Neither of the convicted men, Hassan Habib Merhi and Hussein Hassan Oneissi, has been arrested and sent to the Special Tribunal for Lebanon (STL) in the Netherlands. They were tried in their absence and remain at large.
Merhi and Oneissi were convicted on appeal in March of five crimes, including being accomplices to the intentional homicide of Hariri and the 21 others. They all were killed when plotters detonated a huge truck bomb on the Beirut seafront as Hariri's motorcade drove past on Feb. 14, 2005.
The blast wounded another 226 people.
During a hearing Thursday, the tribunal’s president, Czech judge Ivana Hrdličková, said Merhi and Oneissi were receiving life sentences for each of their five convictions. If they are ever captured and imprisoned, the sentences would be served concurrently.
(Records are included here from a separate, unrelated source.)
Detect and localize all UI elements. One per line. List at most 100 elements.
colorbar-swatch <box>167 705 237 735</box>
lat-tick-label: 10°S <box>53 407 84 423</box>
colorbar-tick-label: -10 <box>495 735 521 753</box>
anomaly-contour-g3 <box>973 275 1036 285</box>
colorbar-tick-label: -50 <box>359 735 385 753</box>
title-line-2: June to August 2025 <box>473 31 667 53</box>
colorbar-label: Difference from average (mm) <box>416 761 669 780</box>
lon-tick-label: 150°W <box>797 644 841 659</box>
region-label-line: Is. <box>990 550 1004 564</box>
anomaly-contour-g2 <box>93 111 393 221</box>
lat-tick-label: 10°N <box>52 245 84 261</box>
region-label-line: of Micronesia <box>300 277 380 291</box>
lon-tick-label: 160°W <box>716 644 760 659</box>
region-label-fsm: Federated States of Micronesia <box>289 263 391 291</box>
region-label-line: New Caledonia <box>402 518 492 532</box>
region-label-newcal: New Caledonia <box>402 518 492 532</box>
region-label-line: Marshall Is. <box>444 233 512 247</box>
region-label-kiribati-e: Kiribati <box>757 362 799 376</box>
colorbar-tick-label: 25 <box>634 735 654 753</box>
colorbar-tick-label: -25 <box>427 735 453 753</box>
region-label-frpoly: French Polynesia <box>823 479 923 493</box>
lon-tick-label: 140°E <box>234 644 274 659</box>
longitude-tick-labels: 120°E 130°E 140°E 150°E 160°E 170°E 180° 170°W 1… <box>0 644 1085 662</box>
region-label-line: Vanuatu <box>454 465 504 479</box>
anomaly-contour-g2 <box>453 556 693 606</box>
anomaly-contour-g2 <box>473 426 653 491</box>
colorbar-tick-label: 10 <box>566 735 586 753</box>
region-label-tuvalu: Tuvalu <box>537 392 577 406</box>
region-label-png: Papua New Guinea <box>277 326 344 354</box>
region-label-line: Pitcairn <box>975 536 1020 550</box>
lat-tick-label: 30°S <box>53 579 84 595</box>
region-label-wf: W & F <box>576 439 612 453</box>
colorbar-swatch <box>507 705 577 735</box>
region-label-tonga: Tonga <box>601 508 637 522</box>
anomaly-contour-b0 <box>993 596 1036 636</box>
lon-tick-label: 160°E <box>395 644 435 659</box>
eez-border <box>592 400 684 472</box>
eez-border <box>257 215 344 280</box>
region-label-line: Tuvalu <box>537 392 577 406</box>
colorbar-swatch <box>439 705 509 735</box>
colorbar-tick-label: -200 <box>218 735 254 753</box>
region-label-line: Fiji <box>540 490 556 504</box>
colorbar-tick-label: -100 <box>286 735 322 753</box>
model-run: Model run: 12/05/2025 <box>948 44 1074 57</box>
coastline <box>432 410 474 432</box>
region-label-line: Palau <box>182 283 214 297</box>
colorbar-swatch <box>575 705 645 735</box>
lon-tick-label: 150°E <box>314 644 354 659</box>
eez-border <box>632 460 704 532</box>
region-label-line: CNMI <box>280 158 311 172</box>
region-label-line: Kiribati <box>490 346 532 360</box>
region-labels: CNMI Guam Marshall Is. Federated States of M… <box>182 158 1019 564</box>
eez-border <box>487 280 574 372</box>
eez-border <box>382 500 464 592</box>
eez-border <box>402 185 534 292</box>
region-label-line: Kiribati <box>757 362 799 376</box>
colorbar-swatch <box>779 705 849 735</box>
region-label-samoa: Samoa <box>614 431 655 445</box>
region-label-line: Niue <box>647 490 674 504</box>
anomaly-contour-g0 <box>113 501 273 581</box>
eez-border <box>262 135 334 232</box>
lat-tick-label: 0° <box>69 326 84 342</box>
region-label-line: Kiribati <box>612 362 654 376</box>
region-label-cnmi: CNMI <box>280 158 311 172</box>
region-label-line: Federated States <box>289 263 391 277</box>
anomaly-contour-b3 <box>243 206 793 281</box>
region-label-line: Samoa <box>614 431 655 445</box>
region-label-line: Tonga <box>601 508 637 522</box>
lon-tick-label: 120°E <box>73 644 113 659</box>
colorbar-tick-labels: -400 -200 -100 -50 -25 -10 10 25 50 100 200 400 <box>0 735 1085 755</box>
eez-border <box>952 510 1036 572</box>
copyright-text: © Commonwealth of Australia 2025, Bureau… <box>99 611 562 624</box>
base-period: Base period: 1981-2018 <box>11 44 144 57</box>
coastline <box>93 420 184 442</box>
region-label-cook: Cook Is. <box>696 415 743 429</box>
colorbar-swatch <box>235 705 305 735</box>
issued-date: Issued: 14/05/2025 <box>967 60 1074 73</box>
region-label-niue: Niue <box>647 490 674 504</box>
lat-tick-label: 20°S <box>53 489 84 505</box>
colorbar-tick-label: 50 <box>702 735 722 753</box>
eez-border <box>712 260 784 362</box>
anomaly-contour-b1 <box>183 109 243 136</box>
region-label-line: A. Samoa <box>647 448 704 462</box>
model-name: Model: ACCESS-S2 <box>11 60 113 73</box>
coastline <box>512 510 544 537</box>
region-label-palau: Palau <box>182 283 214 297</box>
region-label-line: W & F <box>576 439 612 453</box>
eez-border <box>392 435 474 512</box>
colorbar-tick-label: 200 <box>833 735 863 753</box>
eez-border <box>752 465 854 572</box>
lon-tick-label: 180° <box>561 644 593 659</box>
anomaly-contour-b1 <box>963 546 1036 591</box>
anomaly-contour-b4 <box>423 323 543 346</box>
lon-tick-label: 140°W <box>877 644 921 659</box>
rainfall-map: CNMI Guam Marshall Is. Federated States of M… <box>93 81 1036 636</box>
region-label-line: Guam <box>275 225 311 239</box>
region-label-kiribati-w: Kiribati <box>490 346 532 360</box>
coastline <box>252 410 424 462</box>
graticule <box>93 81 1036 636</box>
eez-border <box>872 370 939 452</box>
Prosecutors appealed after the two men were acquitted nearly two years ago following a lengthy trial that found another Hezbollah member, Salim Ayyash, guilty of involvement in the blast. Ayyash, who also was tried in absentia, received a life prison sentence.
The STL was created by a 2007 UN Security Council resolution. It is funded by voluntary contributions and by the Lebanese government.
Thursday's ruling concludes the court's main case.
It is expected that the court, which has been plagued by a funding crisis in the past years, will close down with only minimal staffing to handle residual issues.